Little Christmas (Irish: Nollaig Bheag) is one of the traditional names in Ireland for January 6, more commonly known in the rest of the world as the Celebration of the Epiphany. It is so called because it was the day on which Christmas Day was celebrated under the Julian calendar, before the adoption of the Gregorian calendar. It is the traditional end of the Christmas season and the last day of the Christmas holidays for both primary and secondary schools in Ireland.
In the Scottish Highlands the term Little Christmas (Scottish Gaelic Nollaig Bheag) is applied to Hogmanay, New Year's Day, also known as Là Challuinn, or Là na Bliadhna Ùire, while Epiphany is known as Là Féill nan Rìgh, the feast of the King.
The name Little Christmas is also found other languages including Slovene, Galician and Ukrainian.
Little Christmas is also called Women's Christmas (Irish: Nollaig na mBan), and sometimes Women's Little Christmas. The tradition, still very strong in Cork and Kerry is so called because of the Irish men taking on all the household duties for the day.
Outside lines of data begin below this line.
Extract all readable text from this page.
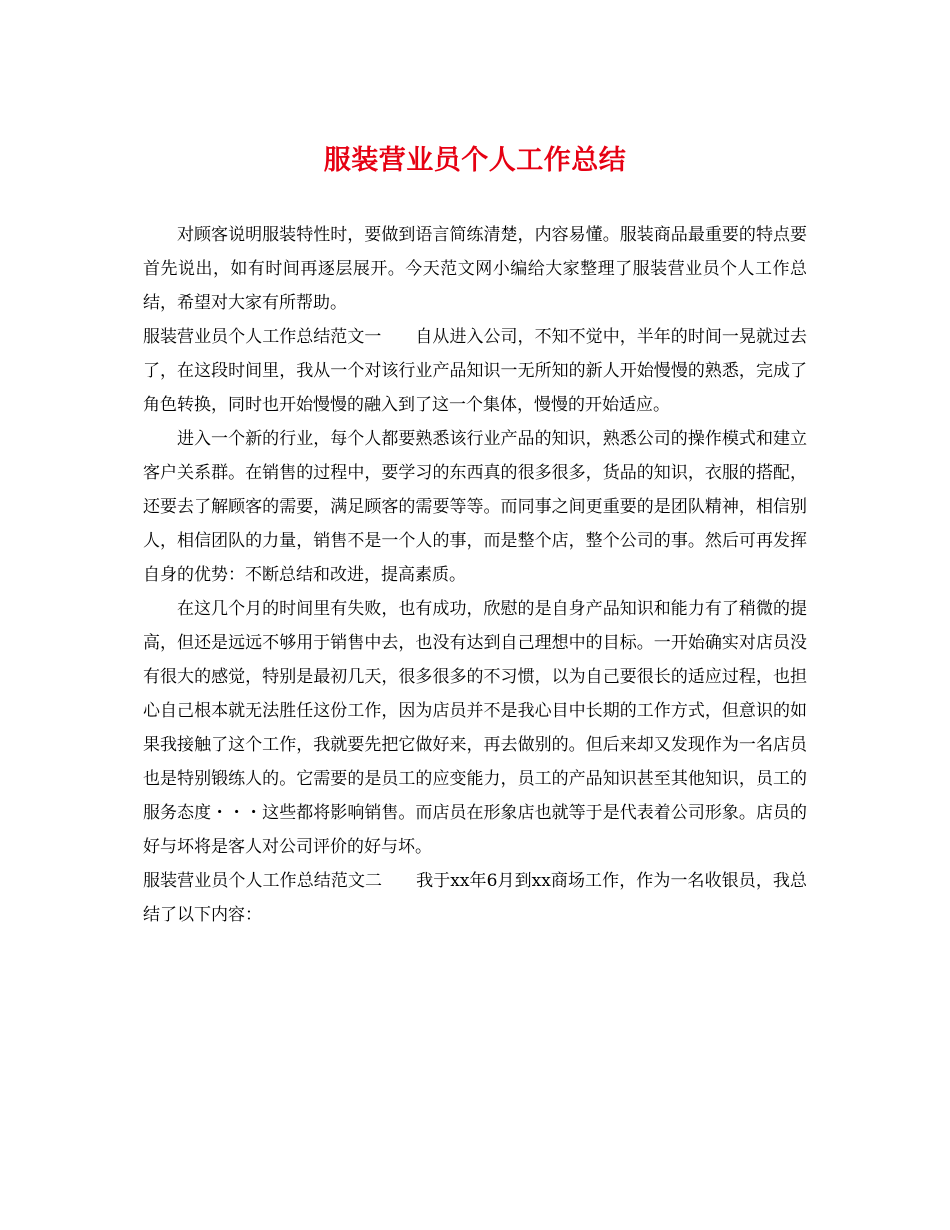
服装营业员个人工作总结

对顾客说明服装特性时，要做到语言简练清楚，内容易懂。服装商品最重要的特点要首先说出，如有时间再逐层展开。今天范文网小编给大家整理了服装营业员个人工作总结，希望对大家有所帮助。

服装营业员个人工作总结范文一 自从进入公司，不知不觉中，半年的时间一晃就过去了，在这段时间里，我从一个对该行业产品知识一无所知的新人开始慢慢的熟悉，完成了角色转换，同时也开始慢慢的融入到了这一个集体，慢慢的开始适应。

进入一个新的行业，每个人都要熟悉该行业产品的知识，熟悉公司的操作模式和建立客户关系群。在销售的过程中，要学习的东西真的很多很多，货品的知识，衣服的搭配，还要去了解顾客的需要，满足顾客的需要等等。而同事之间更重要的是团队精神，相信别人，相信团队的力量，销售不是一个人的事，而是整个店，整个公司的事。然后可再发挥自身的优势：不断总结和改进，提高素质。

在这几个月的时间里有失败，也有成功，欣慰的是自身产品知识和能力有了稍微的提高，但还是远远不够用于销售中去，也没有达到自己理想中的目标。一开始确实对店员没有很大的感觉，特别是最初几天，很多很多的不习惯，以为自己要很长的适应过程，也担心自己根本就无法胜任这份工作，因为店员并不是我心目中长期的工作方式，但意识的如果我接触了这个工作，我就要先把它做好来，再去做别的。但后来却又发现作为一名店员也是特别锻练人的。它需要的是员工的应变能力，员工的产品知识甚至其他知识，员工的服务态度・・・这些都将影响销售。而店员在形象店也就等于是代表着公司形象。店员的好与坏将是客人对公司评价的好与坏。

服装营业员个人工作总结范文二 我于xx年6月到xx商场工作，作为一名收银员，我总结了以下内容：
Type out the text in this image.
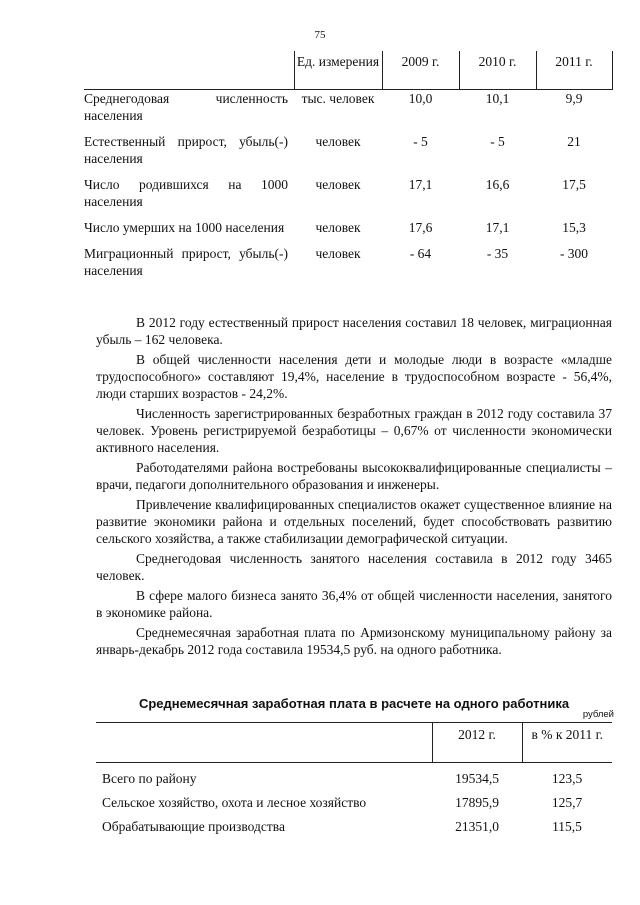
75
	Ед. измерения	2009 г.	2010 г.	2011 г.
Среднегодовая численность населения	тыс. человек	10,0	10,1	9,9
Естественный прирост, убыль(-) населения	человек	- 5	- 5	21
Число родившихся на 1000 населения	человек	17,1	16,6	17,5
Число умерших на 1000 населения	человек	17,6	17,1	15,3
Миграционный прирост, убыль(-) населения	человек	- 64	- 35	- 300

В 2012 году естественный прирост населения составил 18 человек, миграционная убыль – 162 человека.

В общей численности населения дети и молодые люди в возрасте «младше трудоспособного» составляют 19,4%, население в трудоспособном возрасте - 56,4%, люди старших возрастов - 24,2%.

Численность зарегистрированных безработных граждан в 2012 году составила 37 человек. Уровень регистрируемой безработицы – 0,67% от численности экономически активного населения.

Работодателями района востребованы высококвалифицированные специалисты – врачи, педагоги дополнительного образования и инженеры.

Привлечение квалифицированных специалистов окажет существенное влияние на развитие экономики района и отдельных поселений, будет способствовать развитию сельского хозяйства, а также стабилизации демографической ситуации.

Среднегодовая численность занятого населения составила в 2012 году 3465 человек.

В сфере малого бизнеса занято 36,4% от общей численности населения, занятого в экономике района.

Среднемесячная заработная плата по Армизонскому муниципальному району за январь-декабрь 2012 года составила 19534,5 руб. на одного работника.

Среднемесячная заработная плата в расчете на одного работника
рублей
	2012 г.	в % к 2011 г.
Всего по району	19534,5	123,5
Сельское хозяйство, охота и лесное хозяйство	17895,9	125,7
Обрабатывающие производства	21351,0	115,5
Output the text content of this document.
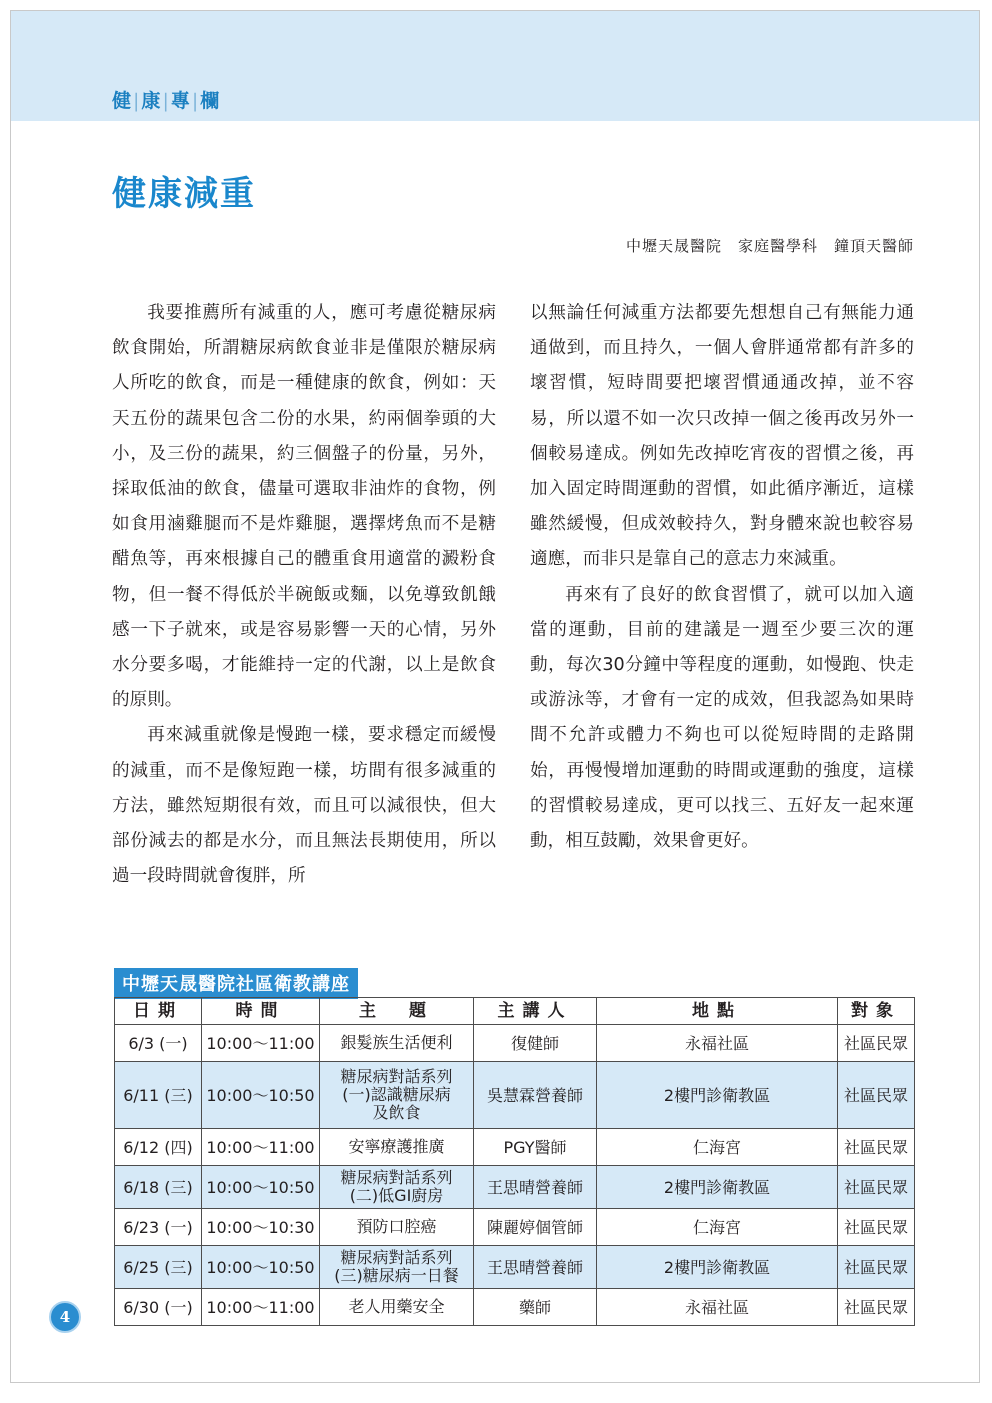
健|康|專|欄
健康減重
中壢天晟醫院　家庭醫學科　鐘頂天醫師

我要推薦所有減重的人，應可考慮從糖尿病飲食開始，所謂糖尿病飲食並非是僅限於糖尿病人所吃的飲食，而是一種健康的飲食，例如：天天五份的蔬果包含二份的水果，約兩個拳頭的大小，及三份的蔬果，約三個盤子的份量，另外，採取低油的飲食，儘量可選取非油炸的食物，例如食用滷雞腿而不是炸雞腿，選擇烤魚而不是糖醋魚等，再來根據自己的體重食用適當的澱粉食物，但一餐不得低於半碗飯或麵，以免導致飢餓感一下子就來，或是容易影響一天的心情，另外水分要多喝，才能維持一定的代謝，以上是飲食的原則。

再來減重就像是慢跑一樣，要求穩定而緩慢的減重，而不是像短跑一樣，坊間有很多減重的方法，雖然短期很有效，而且可以減很快，但大部份減去的都是水分，而且無法長期使用，所以過一段時間就會復胖，所

以無論任何減重方法都要先想想自己有無能力通通做到，而且持久，一個人會胖通常都有許多的壞習慣，短時間要把壞習慣通通改掉，並不容易，所以還不如一次只改掉一個之後再改另外一個較易達成。例如先改掉吃宵夜的習慣之後，再加入固定時間運動的習慣，如此循序漸近，這樣雖然緩慢，但成效較持久，對身體來說也較容易適應，而非只是靠自己的意志力來減重。

再來有了良好的飲食習慣了，就可以加入適當的運動，目前的建議是一週至少要三次的運動，每次30分鐘中等程度的運動，如慢跑、快走或游泳等，才會有一定的成效，但我認為如果時間不允許或體力不夠也可以從短時間的走路開始，再慢慢增加運動的時間或運動的強度，這樣的習慣較易達成，更可以找三、五好友一起來運動，相互鼓勵，效果會更好。

中壢天晟醫院社區衛教講座
日期	時間	主　題	主講人	地點	對象
6/3 (一)	10:00～11:00	銀髮族生活便利	復健師	永福社區	社區民眾
6/11 (三)	10:00～10:50	糖尿病對話系列
(一)認識糖尿病
及飲食	吳慧霖營養師	2樓門診衛教區	社區民眾
6/12 (四)	10:00～11:00	安寧療護推廣	PGY醫師	仁海宮	社區民眾
6/18 (三)	10:00～10:50	糖尿病對話系列
(二)低GI廚房	王思晴營養師	2樓門診衛教區	社區民眾
6/23 (一)	10:00～10:30	預防口腔癌	陳麗婷個管師	仁海宮	社區民眾
6/25 (三)	10:00～10:50	糖尿病對話系列
(三)糖尿病一日餐	王思晴營養師	2樓門診衛教區	社區民眾
6/30 (一)	10:00～11:00	老人用藥安全	藥師	永福社區	社區民眾
4
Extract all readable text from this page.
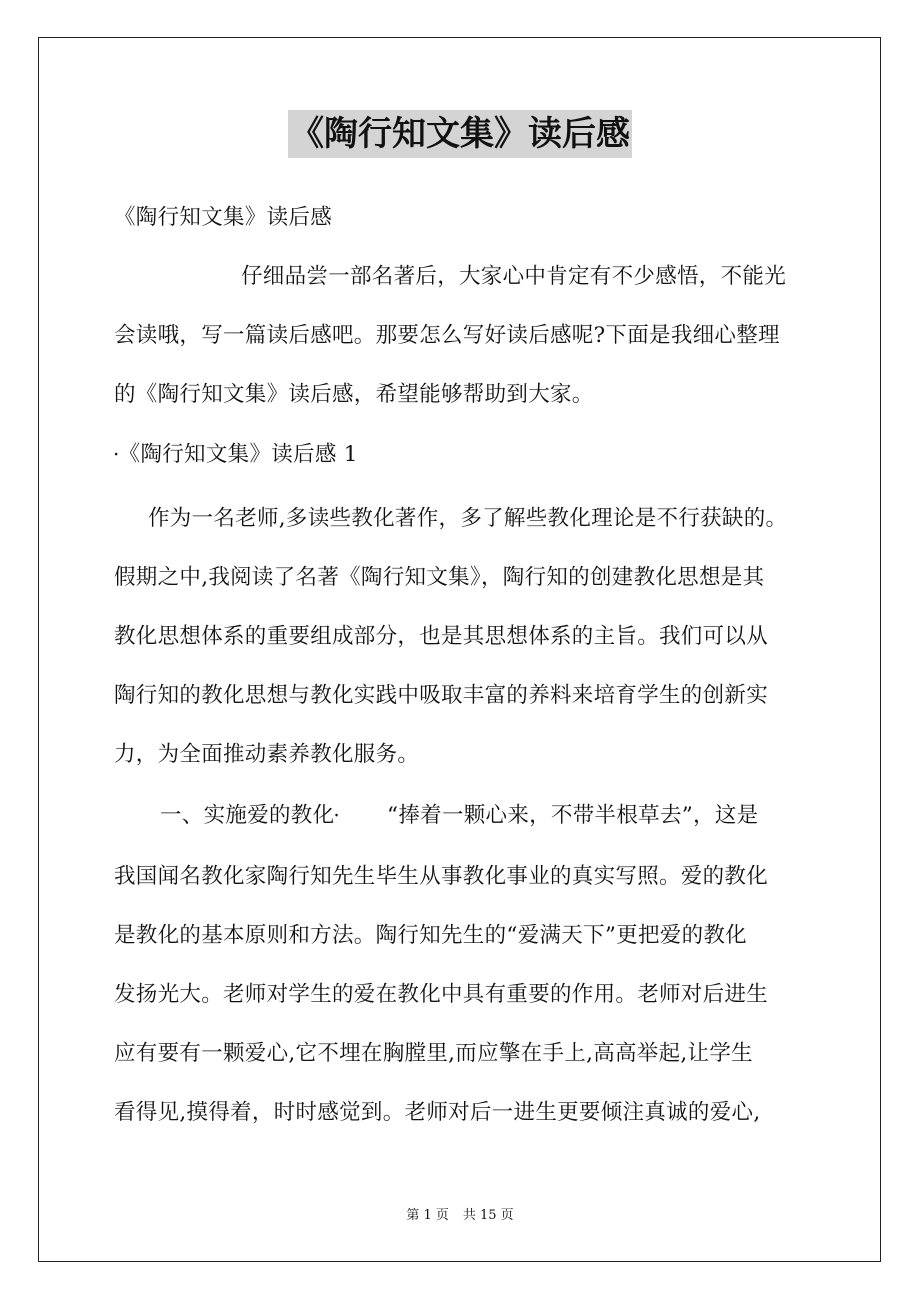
《陶行知文集》读后感
《陶行知文集》读后感
仔细品尝一部名著后，大家心中肯定有不少感悟，不能光
会读哦，写一篇读后感吧。那要怎么写好读后感呢?下面是我细心整理
的《陶行知文集》读后感，希望能够帮助到大家。
ꞏ《陶行知文集》读后感 1
作为一名老师,多读些教化著作，多了解些教化理论是不行获缺的。
假期之中,我阅读了名著《陶行知文集》，陶行知的创建教化思想是其
教化思想体系的重要组成部分，也是其思想体系的主旨。我们可以从
陶行知的教化思想与教化实践中吸取丰富的养料来培育学生的创新实
力，为全面推动素养教化服务。
一、实施爱的教化ꞏ “捧着一颗心来，不带半根草去”，这是
我国闻名教化家陶行知先生毕生从事教化事业的真实写照。爱的教化
是教化的基本原则和方法。陶行知先生的“爱满天下”更把爱的教化
发扬光大。老师对学生的爱在教化中具有重要的作用。老师对后进生
应有要有一颗爱心,它不埋在胸膛里,而应擎在手上,高高举起,让学生
看得见,摸得着，时时感觉到。老师对后一进生更要倾注真诚的爱心,
第 1 页 共 15 页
Most women hold parties or go out to celebrate the day with their friends, sisters, mothers, and aunts. Bars and restaurants serve mostly women and girls on this night. Children often buy presents for their mothers and grandmothers.
The tradition is not well documented, but one article from The Irish Times (January 1998), entitled On the woman's day of Christmas, describes both some sources of information and the spirit of this occasion.